GOOD: Annuities give contract holders the ability to transfer assets from one investment option to another within a variable annuity without triggering taxable events. “Everyone needs to rebalance their portfolios at certain times. The ability to rebalance one’s annuity assets over time is one powerful and often overlooked benefit [of owning an annuity],” says Robert Fishbein, vice president of tax and corporate counsel at Prudential, another major annuity provider. “If you do that with something like mutual funds, for example, you are likely to cause a taxable event.”

BAD: When distributed, earnings from a deferred annuity are taxed not as capital gains but at much higher ordinary income tax rates. The major disparity between ordinary income tax rates and capital gains tax rates makes this a huge consideration.

OBVIOUS (and good): In some states, assets residing in an annuity contact receive protection from probate and creditors.

GOOD: Income from an annuity doesn’t count toward income tallied for the purpose of calculating taxes on Social Security benefits. “This is a fairly significant benefit tax benefit for older taxpayers,” says Ivers, noting that even income a person receives from tax-exempt municipal bonds is used in calculating the level at which one’s social security benefits are taxed. That is not the case, however, with income from a deferred annuity. That’s an important consideration, he says, for advisors with clients who might be on the verge of having their social security benefits taxed at higher levels.

BAD: Using a commercial annuity contract as a gift to a person or charity can trigger a taxable event. Thus, says Ivers, a deferred annuity “is probably not something you want to use as an asset for a gift, because if there’s gain in the contract, there’s going to be a tax hit.” From a tax-efficiency standpoint, investment vehicles such as stocks and mutual funds make better gifts, he adds.

GOOD, BAD & OBVIOUS: Investing in an annuity contract in the context of a qualified retirement plan moots the tax-deferral benefits of the annuity, since assets in qualified plans are already afforded tax deferral anyway. Still, annuities offer other features that might justify using them within a qualified retirement plan.

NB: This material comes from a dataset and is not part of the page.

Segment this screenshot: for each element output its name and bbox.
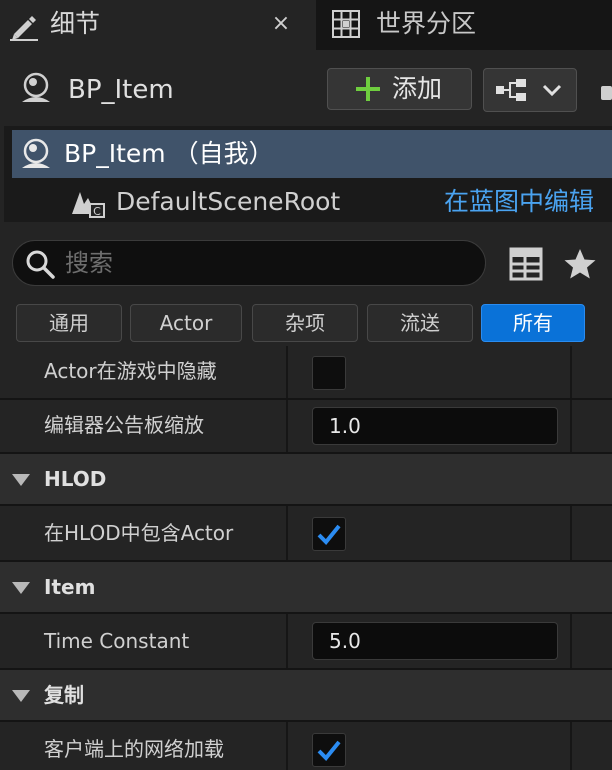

“Critics frequently question the value of putting an annuity, which offers tax-deferral benefits, in another tax-deferred investment such as a qualified plan or IRA. However, this argument fails to recognize the great value that annuity insurance guarantees can offer,” says Mark Mackey, president and CEO of the National Association of Variable Annuities in Reston, Va. “Annuities offer consumers the option of insuring that the pre-tax dollars they have allocated for retirement are protected against downside market risk. They also offer beneficiary protection in the form of a guaranteed minimum death benefit, and the ability to convert retirement savings into a lifetime stream of income-all of which help ensure that their hard-earned savings will be there when they, or their heirs, need them most.”

GOOD: New combination products that bundle an annuity with long-term care insurance are poised to gain tax-favored status beginning in 2010 as a result of provisions of the Pension Protection Act enacted in 2006. Under the law, funds can be withdrawn from these so-called combo products on a tax-free basis to cover long term care expenses incurred by the contract holder. Funds that a combo annuity-LTCI contract pays out for long term care will be treated as insurance benefits, free from tax.

BAD (and obvious): Significant surrender charges and tax penalties loom for people who pull money from an annuity contract early in the contract’s accumulation phase. “If a client expects to have a need for liquidity earlier rather than later, a deferred annuity might not be the right product for them,” says Grady. “There are times when an annuity is not the right answer.”

However, taking all the above issues into consideration, the positive tax-related attributes of annuities in many cases overshadow the negatives, according to Ivers, “Annuities are good vehicles because, in the long run, the tax deferral they offer really can be beneficial enough to outweigh the disadvantages. You just have to be sure you plan carefully.”